I was talking with my very elderly Aunt Doris about four years ago, telling her about my new novel idea. I want to do a sort of “Diary of Anne Frank,” but a fictionalized version. Tell that teen girl’s story in a different way. Be in her shoes. Tell it sideways. Something like that. I told my aunt this on the phone, knowing I would see her the next day, and she encouraged me, as she always did, with alacrity. “Oh, that sounds wonderful,” she said. The next day I drove 70 miles to her house to see her, but she was gone. Still breathing, but the essence of her had slipped down, underwater, to where I couldn’t reach her anymore, and though I talked and talked to her, she wasn’t really there. We never spoke again.
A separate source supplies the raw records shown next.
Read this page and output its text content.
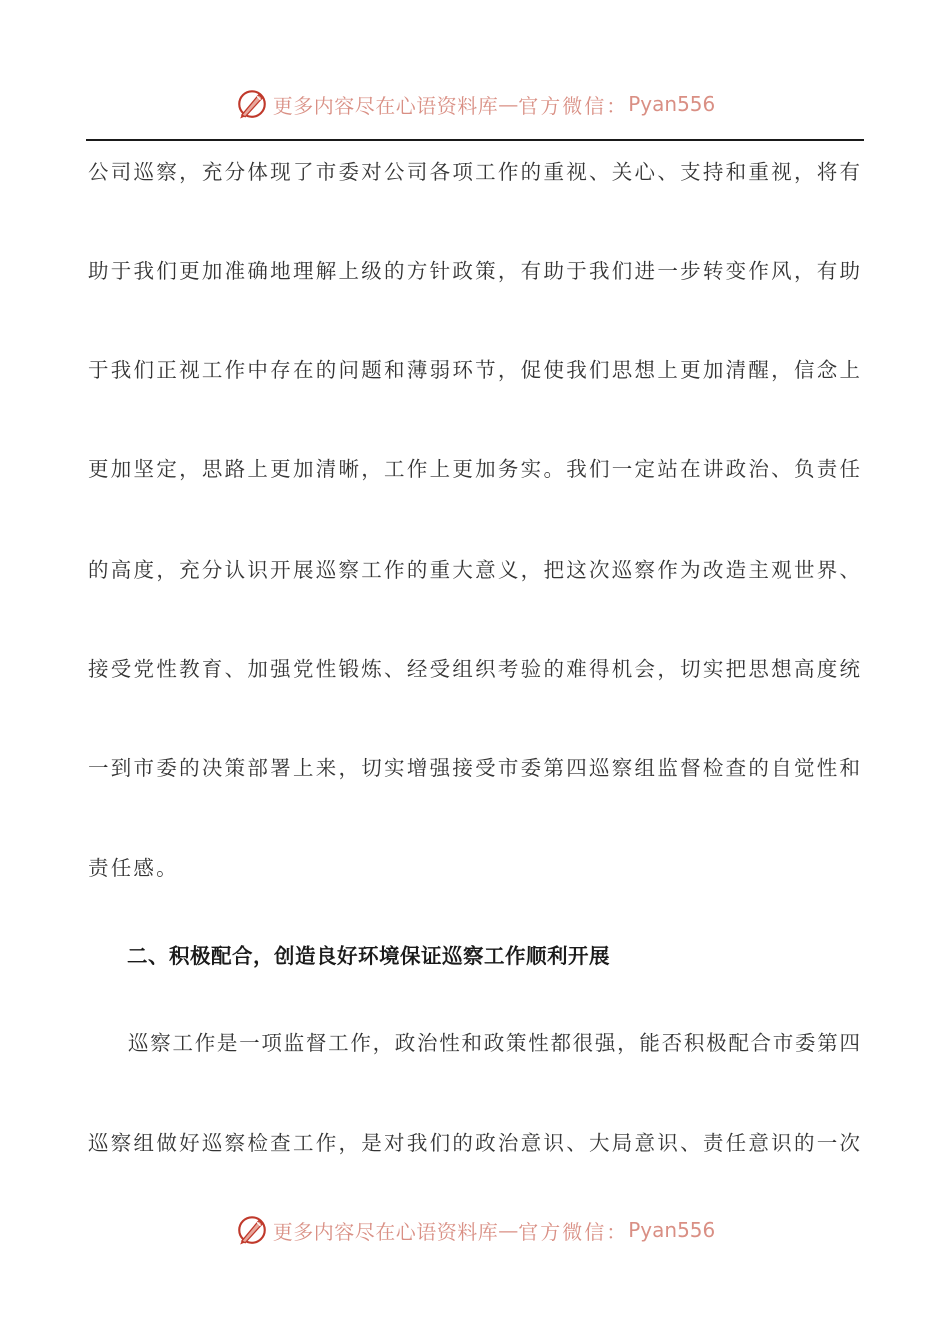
更多内容尽在心语资料库 — 官方微信： Pyan556
公司巡察，充分体现了市委对公司各项工作的重视、关心、支持和重视，将有
助于我们更加准确地理解上级的方针政策，有助于我们进一步转变作风，有助
于我们正视工作中存在的问题和薄弱环节，促使我们思想上更加清醒，信念上
更加坚定，思路上更加清晰，工作上更加务实。我们一定站在讲政治、负责任
的高度，充分认识开展巡察工作的重大意义，把这次巡察作为改造主观世界、
接受党性教育、加强党性锻炼、经受组织考验的难得机会，切实把思想高度统
一到市委的决策部署上来，切实增强接受市委第四巡察组监督检查的自觉性和
责任感。
二、积极配合，创造良好环境保证巡察工作顺利开展
巡察工作是一项监督工作，政治性和政策性都很强，能否积极配合市委第四
巡察组做好巡察检查工作，是对我们的政治意识、大局意识、责任意识的一次
更多内容尽在心语资料库 — 官方微信： Pyan556
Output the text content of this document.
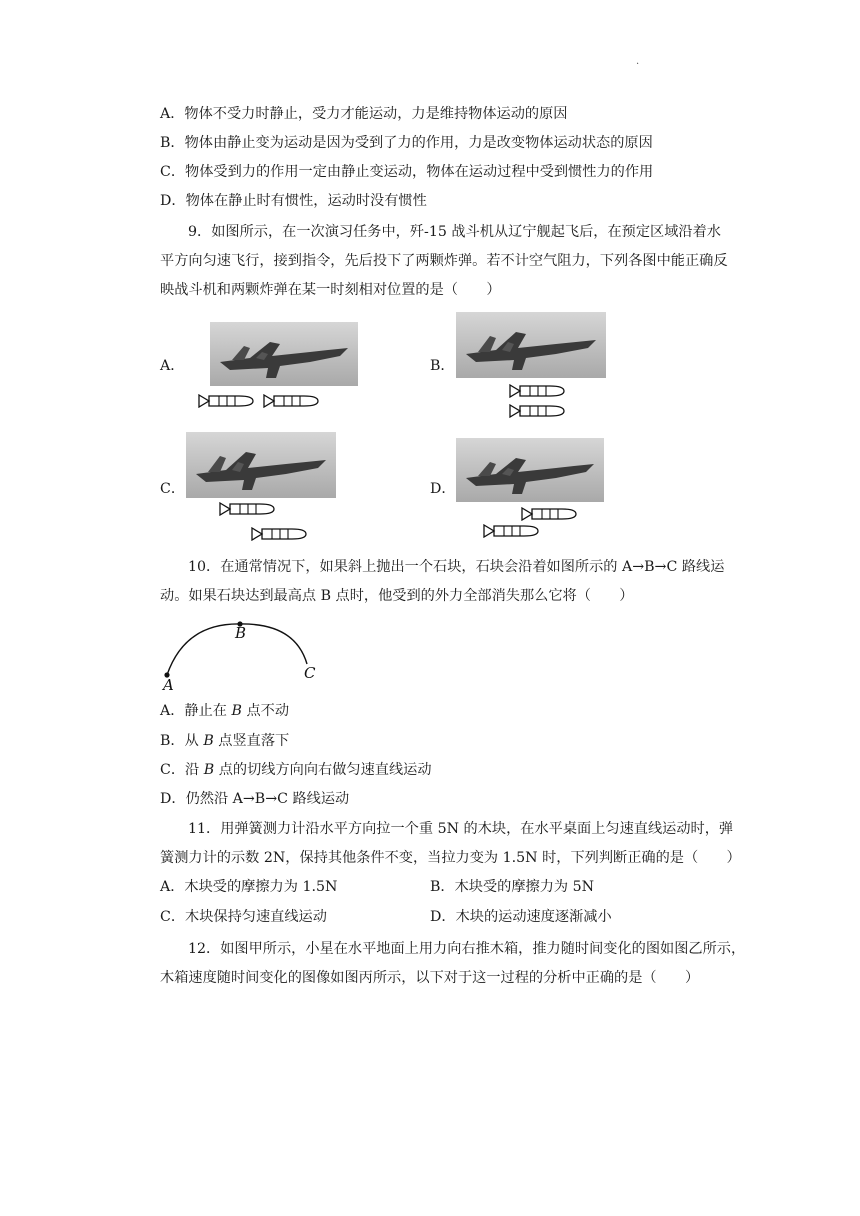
.
A．物体不受力时静止，受力才能运动，力是维持物体运动的原因
B．物体由静止变为运动是因为受到了力的作用，力是改变物体运动状态的原因
C．物体受到力的作用一定由静止变运动，物体在运动过程中受到惯性力的作用
D．物体在静止时有惯性，运动时没有惯性
9．如图所示，在一次演习任务中，歼-15 战斗机从辽宁舰起飞后，在预定区域沿着水
平方向匀速飞行，接到指令，先后投下了两颗炸弹。若不计空气阻力，下列各图中能正确反
映战斗机和两颗炸弹在某一时刻相对位置的是（　　）
A．	B．
C．	D．
10．在通常情况下，如果斜上抛出一个石块，石块会沿着如图所示的 A→B→C 路线运
动。如果石块达到最高点 B 点时，他受到的外力全部消失那么它将（　　）
A
B
C
A．静止在 B 点不动
B．从 B 点竖直落下
C．沿 B 点的切线方向向右做匀速直线运动
D．仍然沿 A→B→C 路线运动
11．用弹簧测力计沿水平方向拉一个重 5N 的木块，在水平桌面上匀速直线运动时，弹
簧测力计的示数 2N，保持其他条件不变，当拉力变为 1.5N 时，下列判断正确的是（　　）
A．木块受的摩擦力为 1.5N	B．木块受的摩擦力为 5N
C．木块保持匀速直线运动	D．木块的运动速度逐渐减小
12．如图甲所示，小星在水平地面上用力向右推木箱，推力随时间变化的图如图乙所示，
木箱速度随时间变化的图像如图丙所示，以下对于这一过程的分析中正确的是（　　）
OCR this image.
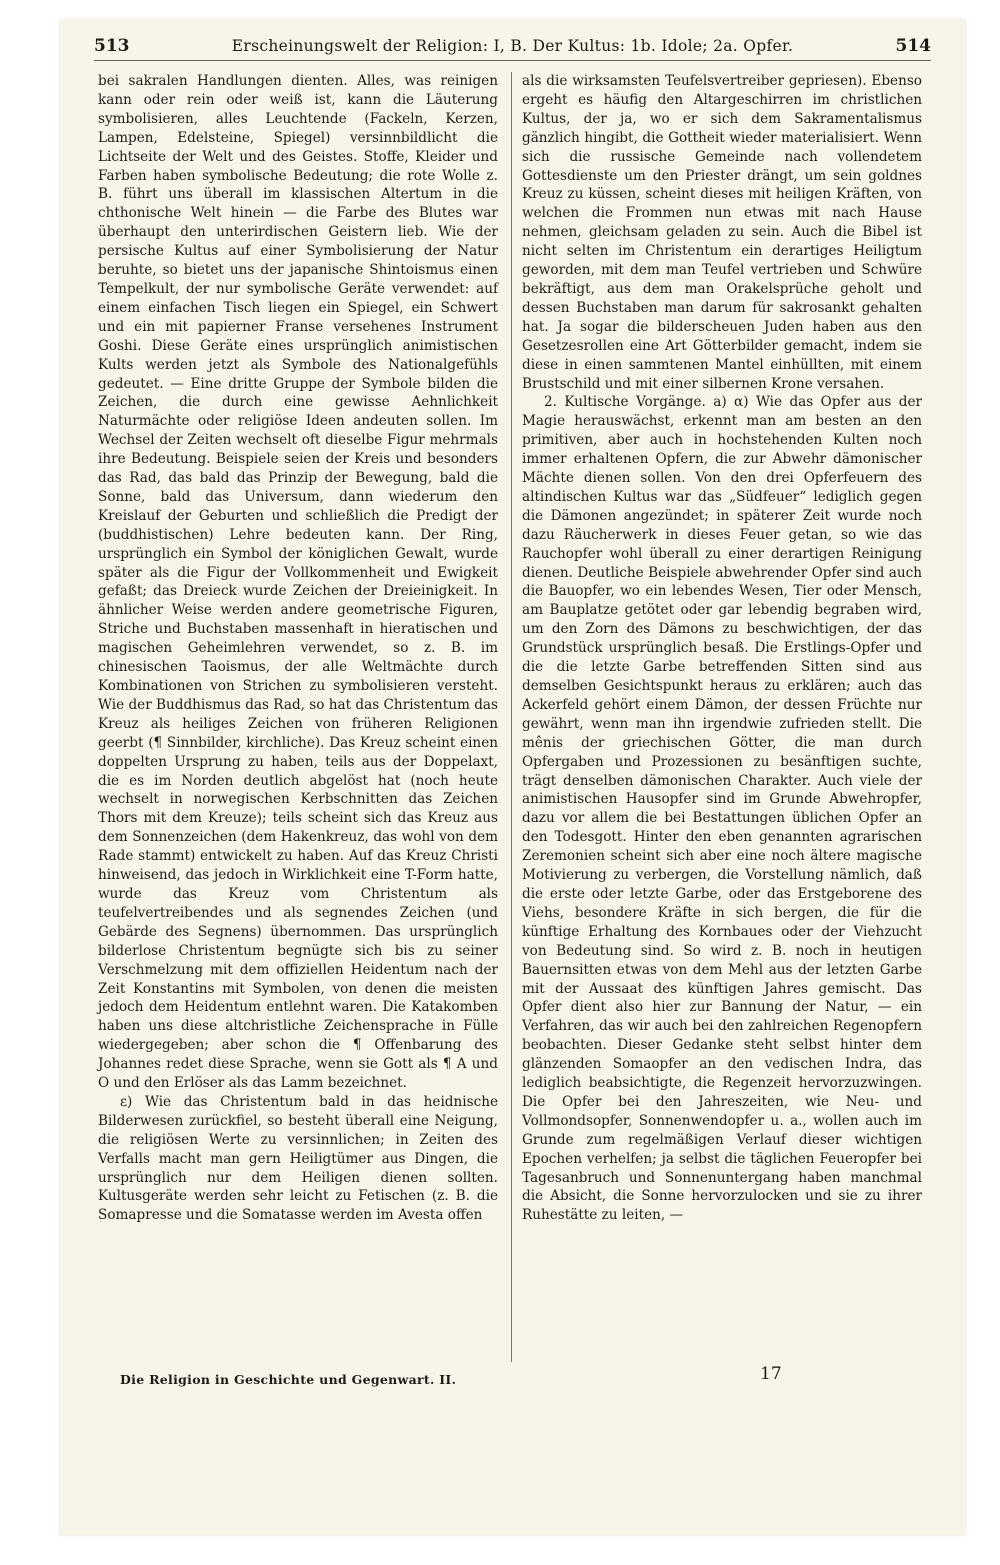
513	Erscheinungswelt der Religion: I, B. Der Kultus: 1b. Idole; 2a. Opfer.	514

bei sakralen Handlungen dienten. Alles, was reinigen kann oder rein oder weiß ist, kann die Läuterung symbolisieren, alles Leuchtende (Fackeln, Kerzen, Lampen, Edelsteine, Spiegel) versinnbildlicht die Lichtseite der Welt und des Geistes. Stoffe, Kleider und Farben haben symbolische Bedeutung; die rote Wolle z. B. führt uns überall im klassischen Altertum in die chthonische Welt hinein — die Farbe des Blutes war überhaupt den unterirdischen Geistern lieb. Wie der persische Kultus auf einer Symbolisierung der Natur beruhte, so bietet uns der japanische Shintoismus einen Tempelkult, der nur symbolische Geräte verwendet: auf einem einfachen Tisch liegen ein Spiegel, ein Schwert und ein mit papierner Franse versehenes Instrument Goshi. Diese Geräte eines ursprünglich animistischen Kults werden jetzt als Symbole des Nationalgefühls gedeutet. — Eine dritte Gruppe der Symbole bilden die Zeichen, die durch eine gewisse Aehnlichkeit Naturmächte oder religiöse Ideen andeuten sollen. Im Wechsel der Zeiten wechselt oft dieselbe Figur mehrmals ihre Bedeutung. Beispiele seien der Kreis und besonders das Rad, das bald das Prinzip der Bewegung, bald die Sonne, bald das Universum, dann wiederum den Kreislauf der Geburten und schließlich die Predigt der (buddhistischen) Lehre bedeuten kann. Der Ring, ursprünglich ein Symbol der königlichen Gewalt, wurde später als die Figur der Vollkommenheit und Ewigkeit gefaßt; das Dreieck wurde Zeichen der Dreieinigkeit. In ähnlicher Weise werden andere geometrische Figuren, Striche und Buchstaben massenhaft in hieratischen und magischen Geheimlehren verwendet, so z. B. im chinesischen Taoismus, der alle Weltmächte durch Kombinationen von Strichen zu symbolisieren versteht. Wie der Buddhismus das Rad, so hat das Christentum das Kreuz als heiliges Zeichen von früheren Religionen geerbt (¶ Sinnbilder, kirchliche). Das Kreuz scheint einen doppelten Ursprung zu haben, teils aus der Doppelaxt, die es im Norden deutlich abgelöst hat (noch heute wechselt in norwegischen Kerbschnitten das Zeichen Thors mit dem Kreuze); teils scheint sich das Kreuz aus dem Sonnenzeichen (dem Hakenkreuz, das wohl von dem Rade stammt) entwickelt zu haben. Auf das Kreuz Christi hinweisend, das jedoch in Wirklichkeit eine T-Form hatte, wurde das Kreuz vom Christentum als teufelvertreibendes und als segnendes Zeichen (und Gebärde des Segnens) übernommen. Das ursprünglich bilderlose Christentum begnügte sich bis zu seiner Verschmelzung mit dem offiziellen Heidentum nach der Zeit Konstantins mit Symbolen, von denen die meisten jedoch dem Heidentum entlehnt waren. Die Katakomben haben uns diese altchristliche Zeichensprache in Fülle wiedergegeben; aber schon die ¶ Offenbarung des Johannes redet diese Sprache, wenn sie Gott als ¶ A und O und den Erlöser als das Lamm bezeichnet.

ε) Wie das Christentum bald in das heidnische Bilderwesen zurückfiel, so besteht überall eine Neigung, die religiösen Werte zu versinnlichen; in Zeiten des Verfalls macht man gern Heiligtümer aus Dingen, die ursprünglich nur dem Heiligen dienen sollten. Kultusgeräte werden sehr leicht zu Fetischen (z. B. die Somapresse und die Somatasse werden im Avesta offen

als die wirksamsten Teufelsvertreiber gepriesen). Ebenso ergeht es häufig den Altargeschirren im christlichen Kultus, der ja, wo er sich dem Sakramentalismus gänzlich hingibt, die Gottheit wieder materialisiert. Wenn sich die russische Gemeinde nach vollendetem Gottesdienste um den Priester drängt, um sein goldnes Kreuz zu küssen, scheint dieses mit heiligen Kräften, von welchen die Frommen nun etwas mit nach Hause nehmen, gleichsam geladen zu sein. Auch die Bibel ist nicht selten im Christentum ein derartiges Heiligtum geworden, mit dem man Teufel vertrieben und Schwüre bekräftigt, aus dem man Orakelsprüche geholt und dessen Buchstaben man darum für sakrosankt gehalten hat. Ja sogar die bilderscheuen Juden haben aus den Gesetzesrollen eine Art Götterbilder gemacht, indem sie diese in einen sammtenen Mantel einhüllten, mit einem Brustschild und mit einer silbernen Krone versahen.

2. Kultische Vorgänge. a) α) Wie das Opfer aus der Magie herauswächst, erkennt man am besten an den primitiven, aber auch in hochstehenden Kulten noch immer erhaltenen Opfern, die zur Abwehr dämonischer Mächte dienen sollen. Von den drei Opferfeuern des altindischen Kultus war das „Südfeuer“ lediglich gegen die Dämonen angezündet; in späterer Zeit wurde noch dazu Räucherwerk in dieses Feuer getan, so wie das Rauchopfer wohl überall zu einer derartigen Reinigung dienen. Deutliche Beispiele abwehrender Opfer sind auch die Bauopfer, wo ein lebendes Wesen, Tier oder Mensch, am Bauplatze getötet oder gar lebendig begraben wird, um den Zorn des Dämons zu beschwichtigen, der das Grundstück ursprünglich besaß. Die Erstlings-Opfer und die die letzte Garbe betreffenden Sitten sind aus demselben Gesichtspunkt heraus zu erklären; auch das Ackerfeld gehört einem Dämon, der dessen Früchte nur gewährt, wenn man ihn irgendwie zufrieden stellt. Die mênis der griechischen Götter, die man durch Opfergaben und Prozessionen zu besänftigen suchte, trägt denselben dämonischen Charakter. Auch viele der animistischen Hausopfer sind im Grunde Abwehropfer, dazu vor allem die bei Bestattungen üblichen Opfer an den Todesgott. Hinter den eben genannten agrarischen Zeremonien scheint sich aber eine noch ältere magische Motivierung zu verbergen, die Vorstellung nämlich, daß die erste oder letzte Garbe, oder das Erstgeborene des Viehs, besondere Kräfte in sich bergen, die für die künftige Erhaltung des Kornbaues oder der Viehzucht von Bedeutung sind. So wird z. B. noch in heutigen Bauernsitten etwas von dem Mehl aus der letzten Garbe mit der Aussaat des künftigen Jahres gemischt. Das Opfer dient also hier zur Bannung der Natur, — ein Verfahren, das wir auch bei den zahlreichen Regenopfern beobachten. Dieser Gedanke steht selbst hinter dem glänzenden Somaopfer an den vedischen Indra, das lediglich beabsichtigte, die Regenzeit hervorzuzwingen. Die Opfer bei den Jahreszeiten, wie Neu- und Vollmondsopfer, Sonnenwendopfer u. a., wollen auch im Grunde zum regelmäßigen Verlauf dieser wichtigen Epochen verhelfen; ja selbst die täglichen Feueropfer bei Tagesanbruch und Sonnenuntergang haben manchmal die Absicht, die Sonne hervorzulocken und sie zu ihrer Ruhestätte zu leiten, —

Die Religion in Geschichte und Gegenwart. II.	17
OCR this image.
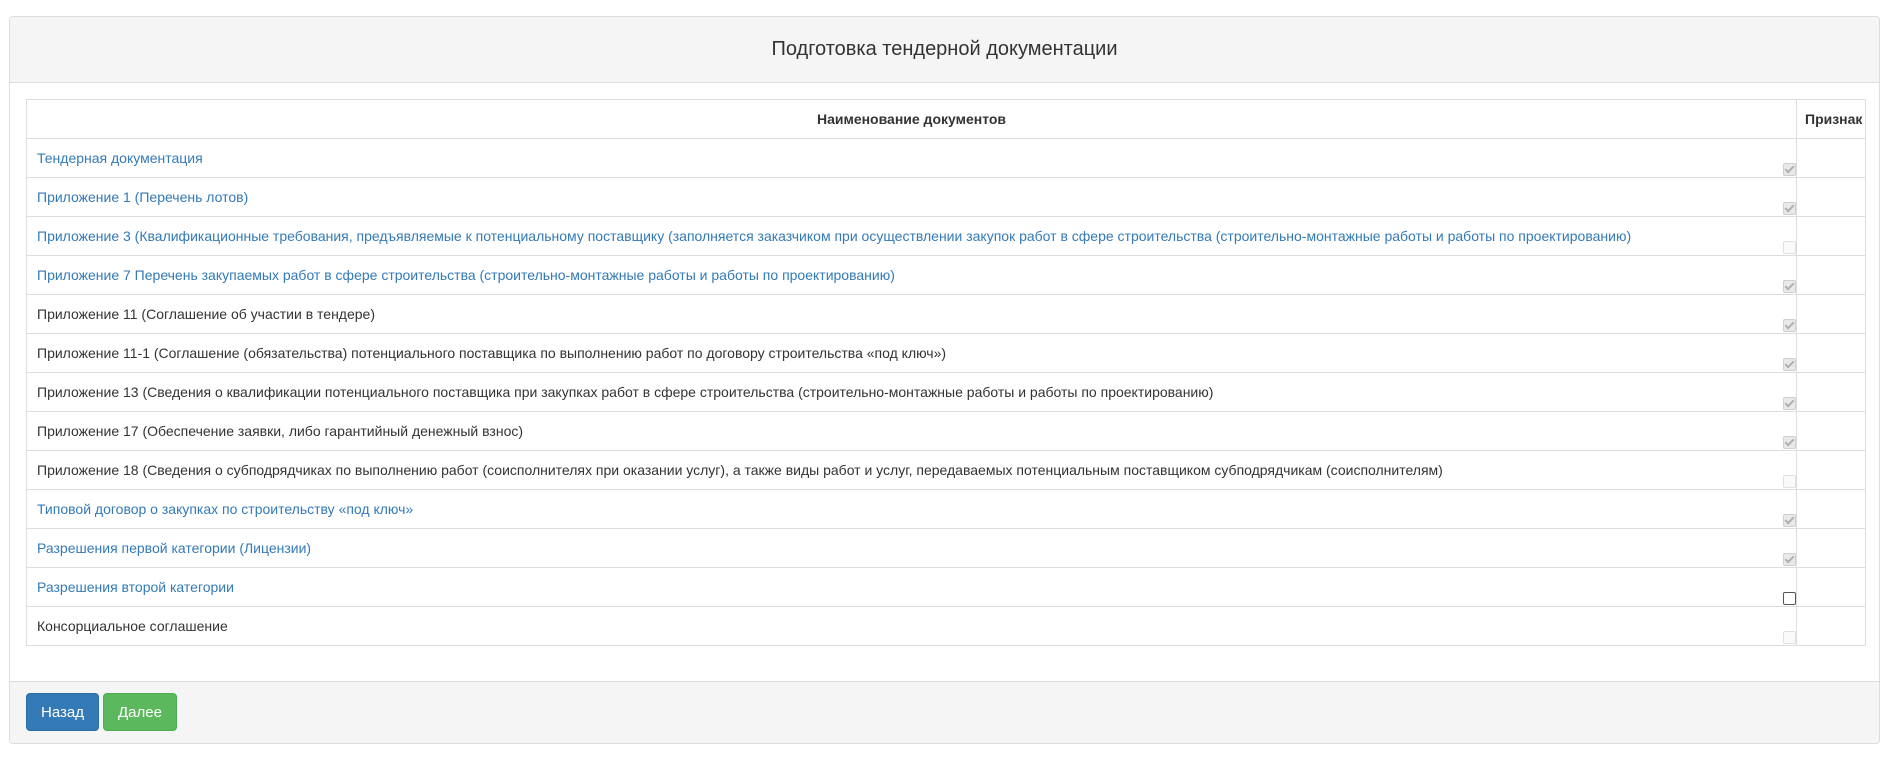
Подготовка тендерной документации
Наименование документов	Признак

Тендерная документация	

Приложение 1 (Перечень лотов)	

Приложение 3 (Квалификационные требования, предъявляемые к потенциальному поставщику (заполняется заказчиком при осуществлении закупок работ в сфере строительства (строительно-монтажные работы и работы по проектированию)	

Приложение 7 Перечень закупаемых работ в сфере строительства (строительно-монтажные работы и работы по проектированию)	

Приложение 11 (Соглашение об участии в тендере)	

Приложение 11-1 (Соглашение (обязательства) потенциального поставщика по выполнению работ по договору строительства «под ключ»)	

Приложение 13 (Сведения о квалификации потенциального поставщика при закупках работ в сфере строительства (строительно-монтажные работы и работы по проектированию)	

Приложение 17 (Обеспечение заявки, либо гарантийный денежный взнос)	

Приложение 18 (Сведения о субподрядчиках по выполнению работ (соисполнителях при оказании услуг), а также виды работ и услуг, передаваемых потенциальным поставщиком субподрядчикам (соисполнителям)	

Типовой договор о закупках по строительству «под ключ»	

Разрешения первой категории (Лицензии)	

Разрешения второй категории	

Консорциальное соглашение	

Назад	Далее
So we held her memorial and sprinkled her ashes and cleaned her house, and my mother handed me a heavy old box of letters and journals. I took them home for later, feeling heavy myself, and wondering at the why, the how, the WTF of it all. We cleaned her house, and I brought home her desk, her martini glasses, her car. I slipped a ring onto my finger that had once adorned hers. I had her eyeglasses remade with my prescription. And one day I opened the box. The diaries were there.
A few months later, I began typing up the diaries. I posted them on Twitter and Facebook, talked about it on the radio, made friends and followed trails back some 90 years. I’ve been working on this project, The Doris Diaries, now into the third volume, transcribing the diaries of a teen girl. Telling her story in a different way. I’ve slid into her shoes, a little sideways.
I’m not sure of the why. I only know that there’s truth here. I don’t know the right questions to ask, but the answers are somehow here anyway. It’s Something. Something I can’t explain.
I’m chasing it with pen and paper, trying to get it down.